Just before 5 a.m. Tuesday morning, early risers in the Pittsburgh area were treated to a shining surprise: A fiery meteor shooting across the darkened sky at 45,000 miles per hour.
"Suddenly it became like daylight outside," said Pennsylvania resident Dawn Grenade in a posting on the website of the American Meteor Society. As she was commuting to work she caught a glimpse of "a red fireball with a blue flame" behind it.
Other commenters described a similar sight. "It was very bright with a tail about 1/4th of the sky from the south to the north," wrote Dave Woodcox, who spotted the meteor while clearing snow from his driveway. "The object was orange/yellow in hue, but the tail was white and was the brightest part. The tail appeared like a magnesium fire, bright and white lighting my [w]hole neighborhood."

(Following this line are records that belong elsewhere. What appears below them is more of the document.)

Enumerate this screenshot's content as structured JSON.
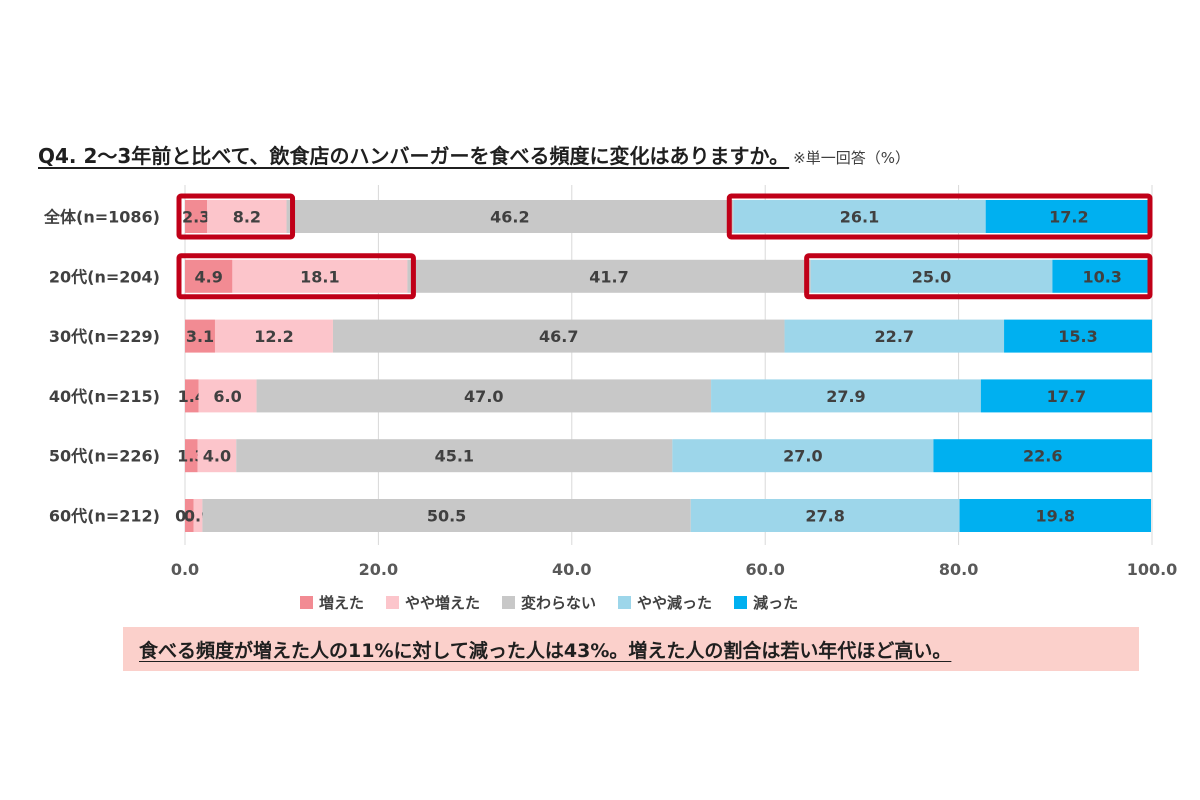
{
  "title": {
    "main": "Q4. 2～3年前と比べて、飲食店のハンバーガーを食べる頻度に変化はありますか。",
    "note": "※単一回答（%）"
  },
  "callout": "食べる頻度が増えた人の11%に対して減った人は43%。増えた人の割合は若い年代ほど高い。",
  "chart_data": {
    "type": "bar",
    "orientation": "horizontal",
    "stacked": true,
    "categories": [
      "全体(n=1086)",
      "20代(n=204)",
      "30代(n=229)",
      "40代(n=215)",
      "50代(n=226)",
      "60代(n=212)"
    ],
    "series": [
      {
        "name": "増えた",
        "color": "#f28b93",
        "values": [
          2.3,
          4.9,
          3.1,
          1.4,
          1.3,
          0.9
        ]
      },
      {
        "name": "やや増えた",
        "color": "#fcc5cb",
        "values": [
          8.2,
          18.1,
          12.2,
          6.0,
          4.0,
          0.9
        ]
      },
      {
        "name": "変わらない",
        "color": "#c8c8c8",
        "values": [
          46.2,
          41.7,
          46.7,
          47.0,
          45.1,
          50.5
        ]
      },
      {
        "name": "やや減った",
        "color": "#9dd6ea",
        "values": [
          26.1,
          25.0,
          22.7,
          27.9,
          27.0,
          27.8
        ]
      },
      {
        "name": "減った",
        "color": "#00b0f0",
        "values": [
          17.2,
          10.3,
          15.3,
          17.7,
          22.6,
          19.8
        ]
      }
    ],
    "xlim": [
      0,
      100
    ],
    "xticks": [
      "0.0",
      "20.0",
      "40.0",
      "60.0",
      "80.0",
      "100.0"
    ],
    "grid": true,
    "legend_position": "bottom",
    "highlight_color": "#c00018",
    "highlighted_rows": [
      "全体(n=1086)",
      "20代(n=204)"
    ]
  }
}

The AMS received 30 eye witness reports from Pennsylvania, Ohio, Michigan and New York. Some witnesses around Pittsburgh reported hearing a delayed boom shortly after seeing the fireball. One person commented on the AMS website that it sounded like a transformer blew.
The dramatic flourish was captured on film by the NASA All Sky Fireball Network. NASA said the rock was about two feet in diameter and weighted roughly 500 pounds.
CBS Pittsburgh reported that the space rock entered Earth's atmosphere 60 miles above Beaver Falls, northwest of Pittsburgh, and the camera lost track of it about 40 miles west of there, where it is believed some fragments of the meteor fell.